The TV version is far more sexualised too – there’s no ambiguity about the sexual torture inflicted by Kilgrave on his female victims, and especially Jessica, but the camera also lingers on Ritter’s exposed body a bit too much – in particular one extended shot of her backside as she climbs a ladder. On the one hand it’s a show that’s very grown up about sex, and on the other it’s got moments where the direction feels almost trashy.

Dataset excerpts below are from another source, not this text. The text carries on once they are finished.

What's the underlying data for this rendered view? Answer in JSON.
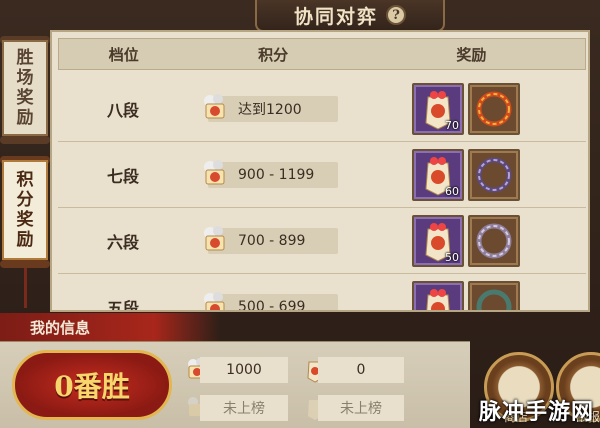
{
  "title": "协同对弈",
  "help_label": "?",
  "tabs": [
    {
      "chars": [
        "胜",
        "场",
        "奖",
        "励"
      ]
    },
    {
      "chars": [
        "积",
        "分",
        "奖",
        "励"
      ]
    }
  ],
  "table": {
    "headers": {
      "rank": "档位",
      "score": "积分",
      "reward": "奖励"
    },
    "rows": [
      {
        "rank": "八段",
        "score": "达到1200",
        "reward_count": "70"
      },
      {
        "rank": "七段",
        "score": "900 - 1199",
        "reward_count": "60"
      },
      {
        "rank": "六段",
        "score": "700 - 899",
        "reward_count": "50"
      },
      {
        "rank": "五段",
        "score": "500 - 699",
        "reward_count": ""
      }
    ]
  },
  "my_info": {
    "label": "我的信息",
    "wins": "0番胜",
    "score": "1000",
    "count": "0",
    "rank_status_1": "未上榜",
    "rank_status_2": "未上榜"
  },
  "side_buttons": [
    "商店",
    "战报"
  ],
  "watermark": "脉冲手游网",
  "colors": {
    "accent_red": "#a8261b",
    "purple_frame": "#5a3c7e",
    "paper": "#e9e1cd"
  }
}
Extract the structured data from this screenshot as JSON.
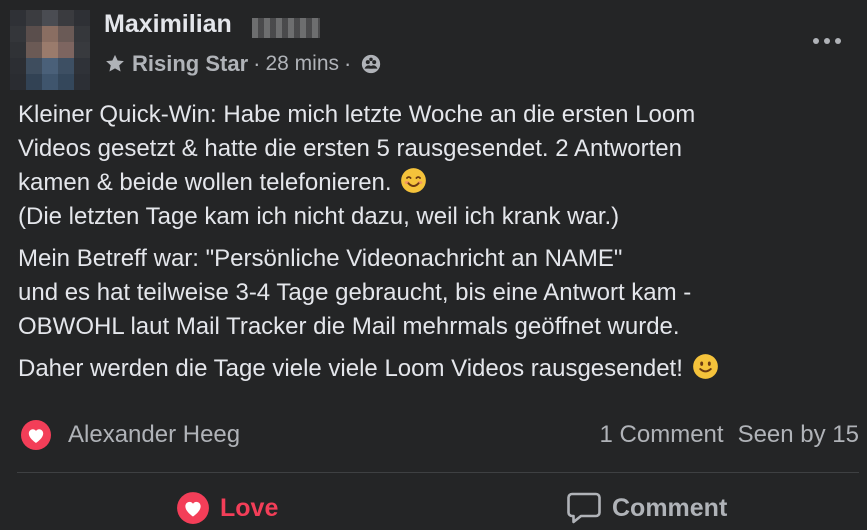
{
  "post": {
    "author": "Maximilian",
    "badge": "Rising Star",
    "separator": "·",
    "time": "28 mins",
    "paragraphs": [
      [
        "Kleiner Quick-Win: Habe mich letzte Woche an die ersten Loom",
        "Videos gesetzt & hatte die ersten 5 rausgesendet. 2 Antworten",
        "kamen & beide wollen telefonieren.",
        "(Die letzten Tage kam ich nicht dazu, weil ich krank war.)"
      ],
      [
        "Mein Betreff war: \"Persönliche Videonachricht an NAME\"",
        "und es hat teilweise 3-4 Tage gebraucht, bis eine Antwort kam -",
        "OBWOHL laut Mail Tracker die Mail mehrmals geöffnet wurde."
      ],
      [
        "Daher werden die Tage viele viele Loom Videos rausgesendet!"
      ]
    ]
  },
  "reactions": {
    "reactor": "Alexander Heeg",
    "comments": "1 Comment",
    "seen": "Seen by 15"
  },
  "actions": {
    "love": "Love",
    "comment": "Comment"
  },
  "colors": {
    "background": "#242526",
    "text": "#e4e6eb",
    "muted": "#b0b3b8",
    "love": "#f33e58"
  }
}
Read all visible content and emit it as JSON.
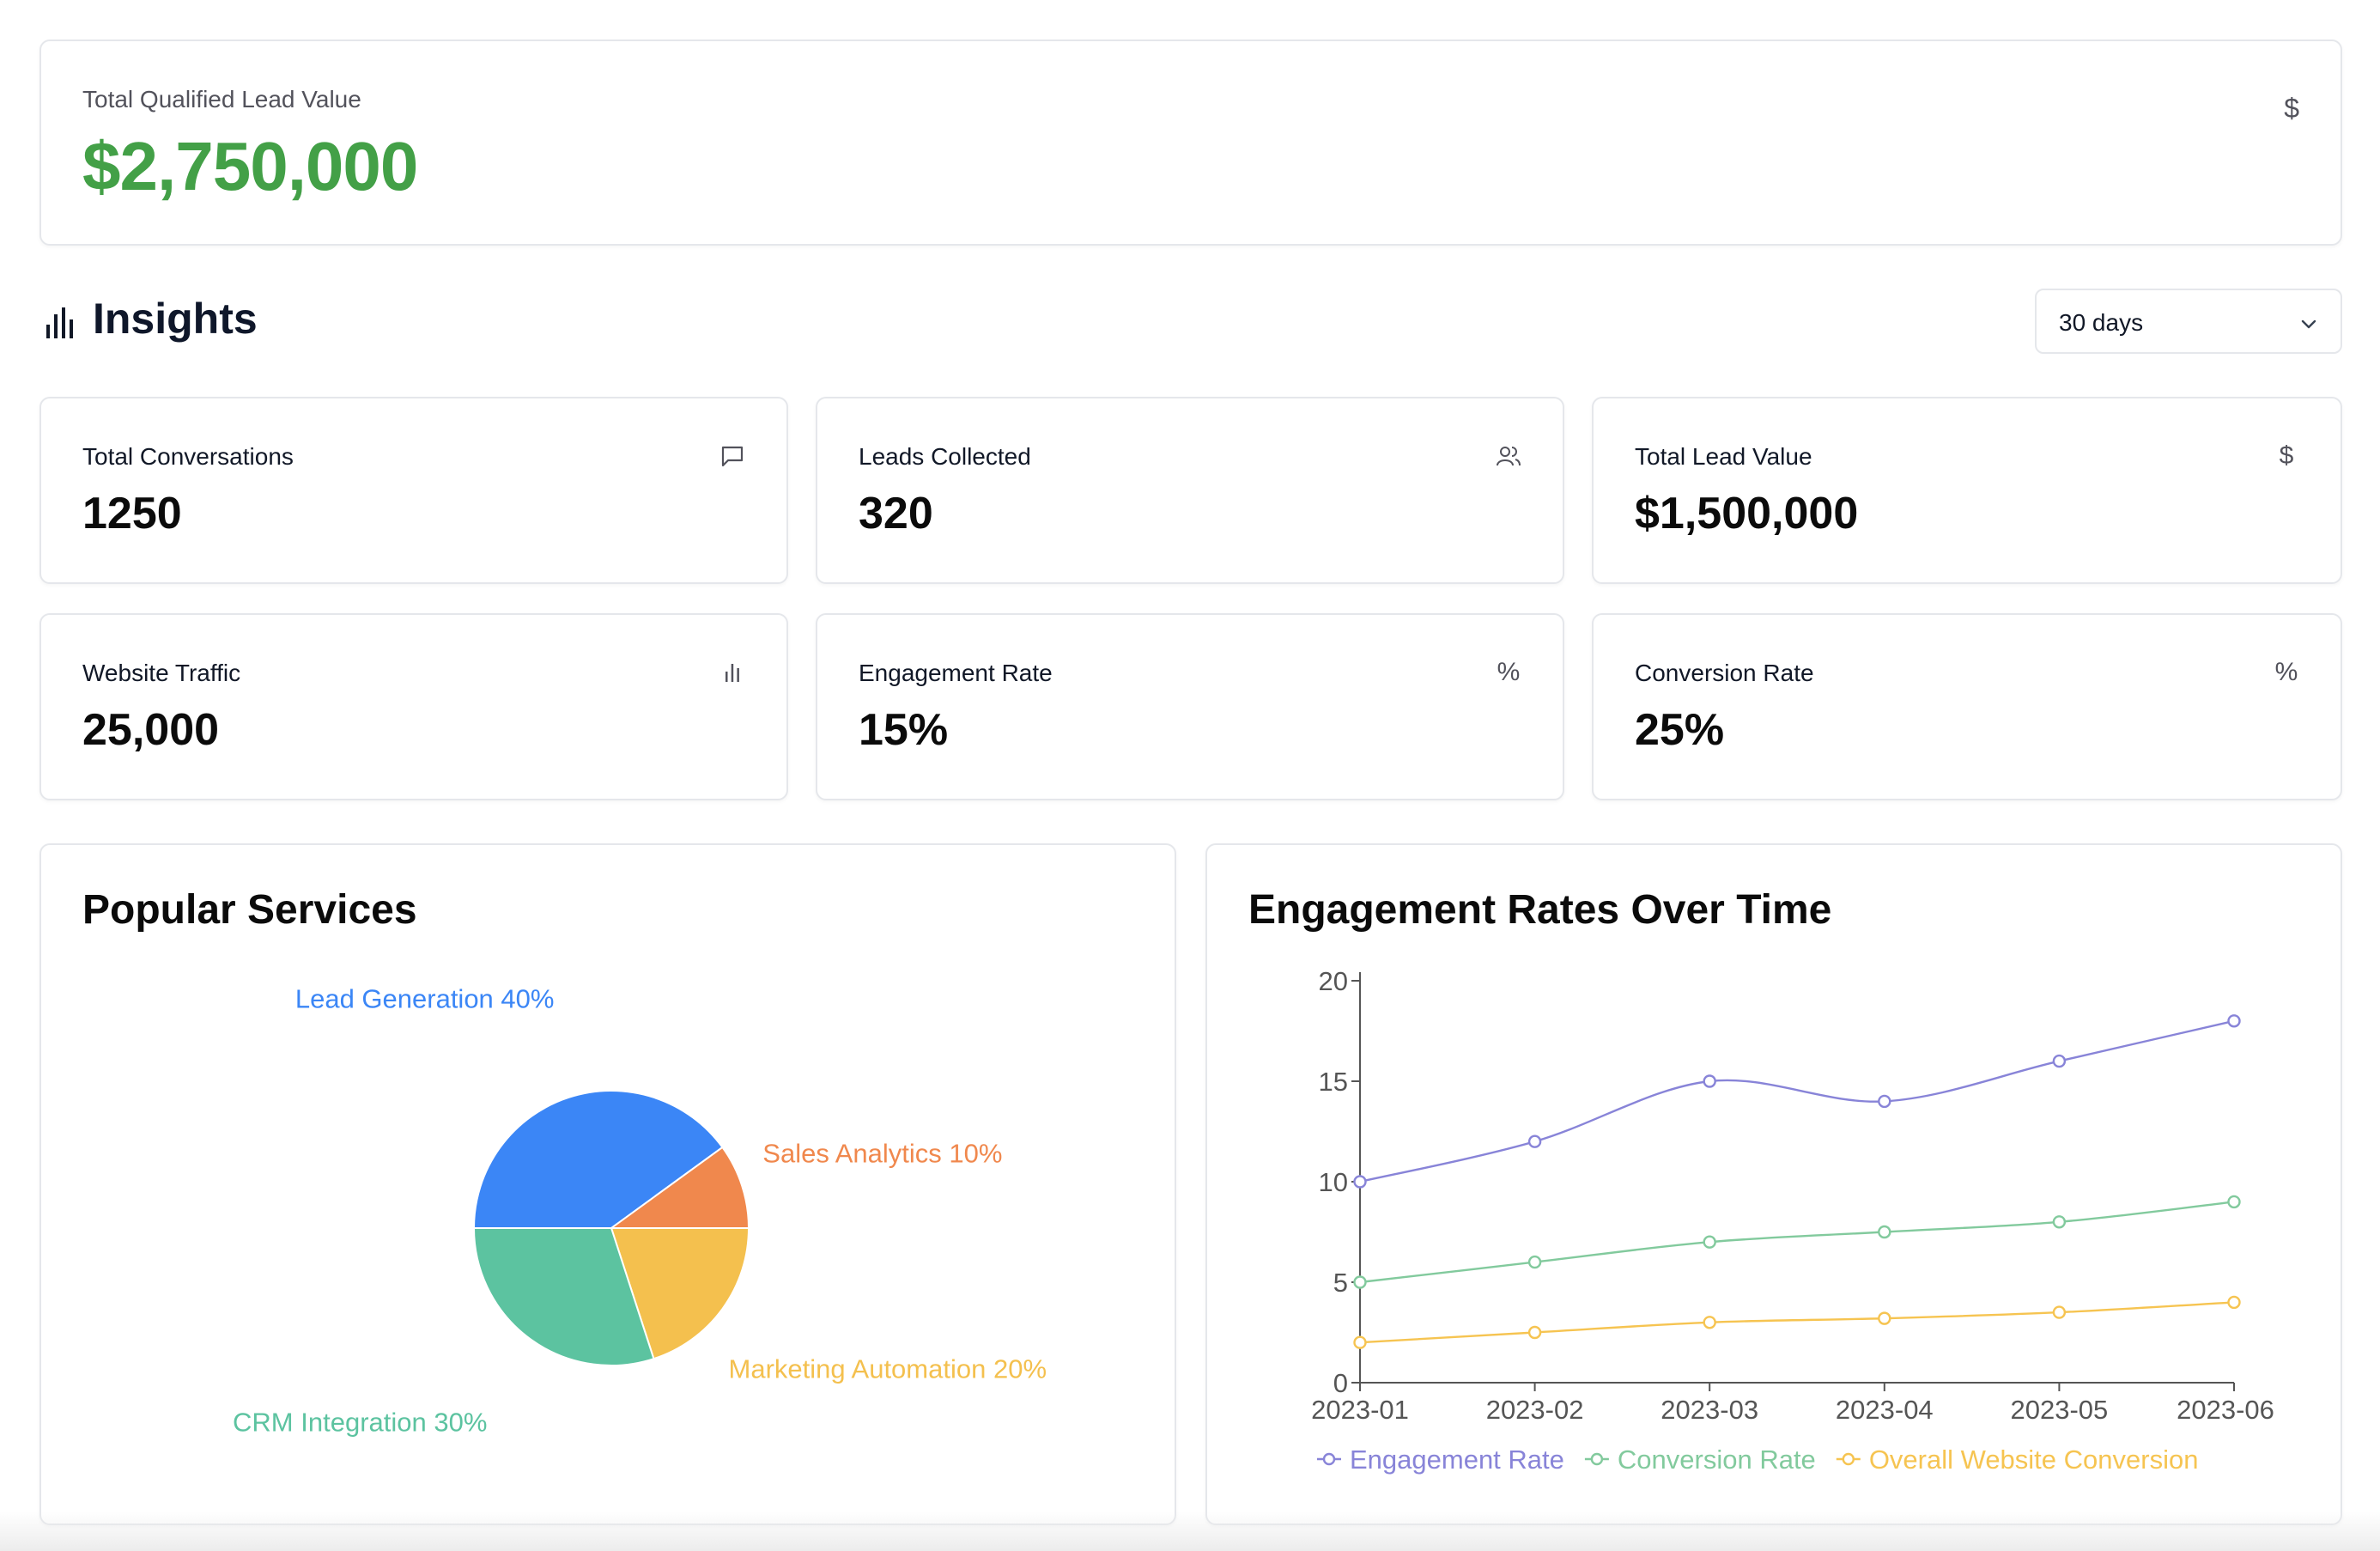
{
  "hero": {
    "label": "Total Qualified Lead Value",
    "value": "$2,750,000",
    "icon": "dollar-icon",
    "value_color": "#43a047"
  },
  "insights": {
    "title": "Insights",
    "range_select": {
      "selected": "30 days"
    }
  },
  "stats": [
    {
      "label": "Total Conversations",
      "value": "1250",
      "icon": "message-icon"
    },
    {
      "label": "Leads Collected",
      "value": "320",
      "icon": "users-icon"
    },
    {
      "label": "Total Lead Value",
      "value": "$1,500,000",
      "icon": "dollar-icon"
    },
    {
      "label": "Website Traffic",
      "value": "25,000",
      "icon": "bar-chart-icon"
    },
    {
      "label": "Engagement Rate",
      "value": "15%",
      "icon": "percent-icon"
    },
    {
      "label": "Conversion Rate",
      "value": "25%",
      "icon": "percent-icon"
    }
  ],
  "icons": {
    "dollar": "$",
    "percent": "%"
  },
  "charts": {
    "pie_title": "Popular Services",
    "line_title": "Engagement Rates Over Time"
  },
  "chart_data": [
    {
      "type": "pie",
      "title": "Popular Services",
      "slices": [
        {
          "label": "Lead Generation 40%",
          "name": "Lead Generation",
          "value": 40,
          "color": "#3b86f6"
        },
        {
          "label": "Sales Analytics 10%",
          "name": "Sales Analytics",
          "value": 10,
          "color": "#f0884d"
        },
        {
          "label": "Marketing Automation 20%",
          "name": "Marketing Automation",
          "value": 20,
          "color": "#f4c04e"
        },
        {
          "label": "CRM Integration 30%",
          "name": "CRM Integration",
          "value": 30,
          "color": "#5cc3a0"
        }
      ]
    },
    {
      "type": "line",
      "title": "Engagement Rates Over Time",
      "x": [
        "2023-01",
        "2023-02",
        "2023-03",
        "2023-04",
        "2023-05",
        "2023-06"
      ],
      "ylim": [
        0,
        20
      ],
      "yticks": [
        "0",
        "5",
        "10",
        "15",
        "20"
      ],
      "grid": false,
      "legend": "bottom",
      "series": [
        {
          "name": "Engagement Rate",
          "values": [
            10,
            12,
            15,
            14,
            16,
            18
          ],
          "color": "#8884d8"
        },
        {
          "name": "Conversion Rate",
          "values": [
            5,
            6,
            7,
            7.5,
            8,
            9
          ],
          "color": "#82ca9d"
        },
        {
          "name": "Overall Website Conversion",
          "values": [
            2,
            2.5,
            3,
            3.2,
            3.5,
            4
          ],
          "color": "#f6c451"
        }
      ]
    }
  ]
}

At the heart of Jessica Jones are three impressive central performances. Krysten Ritter powers through the dialogue like an angry goth cottonbud, able to convince of Jessica’s vulnerability and almost invulnerability at the same time. It’s a million miles away from the sassy roles Ritter’s specialised in elsewhere, turning snark into horribly damaged anger, and she pulls it off with aplomb. David Tennant, meanwhile does his best David Tennant, adopting his Casanova accent (to the relief of anyone who’s heard him try to do an American one) and delivering a cocky and at times OTT performance that sometimes out of step with the more naturalistic performances around him – but it just about comes off, thanks to the balancing, broodingly dangerous moments when we see the real Kilgrave.

But the real standout is Mike Colter, who not only steals ever scene he’s in as Luke Cage, but gives real hope for his own series next year being just as good as Daredevil and Jessica Jones. Someone who manages to invest the truly ridiculous catchphrase Sweet Christmas with this much believability deserves his own show, frankly.

That central trio, along with Rachael Taylor as Jessica’s best pal and Carol Danvers stand-in Trish Walker, are the main focus on a story that concentrates on Kilgrave, Jessica and the impact they have on each other, with other people’s lives being collateral damage along the way. The idea of a Kilgrave support group, something that seems faintly ludicrous to start off with, becomes transformed into a nightmarish mode of revenge for both sides. It’s pretty safe to say there’s no real happy endings anywhere in Jessica Jones.

But the focus of the whole story being about Jessica and Kilgrave gives the show a pacing problem – with 13 episodes to fill we end up with a lot of red herrings. There’s around three or four episodes worth of padding and shuttling back and forth that could be lost without damaging anything, particularly with the boiled down storyline. A couple of those clearly feel like set-ups for Jessica Jones series 2 which, you’d think, would be a given after this. The only challenge now is, with Daredevil 2 to come on an increasingly crowded slate, where to fit the follow-up into the schedule.

Like Daredevil, Jessica Jones is about making the choice to be a hero, and the consequences that has – in this case, the damaging, almost destructive impact when being a hero doesn’t work, particularly illustrated in the show’s remarkable final scene and closing shot. It’s a remarkable 13 hours of television as a result – downbeat, challenging and still fired up with enough action and drama to keep the casuals happy.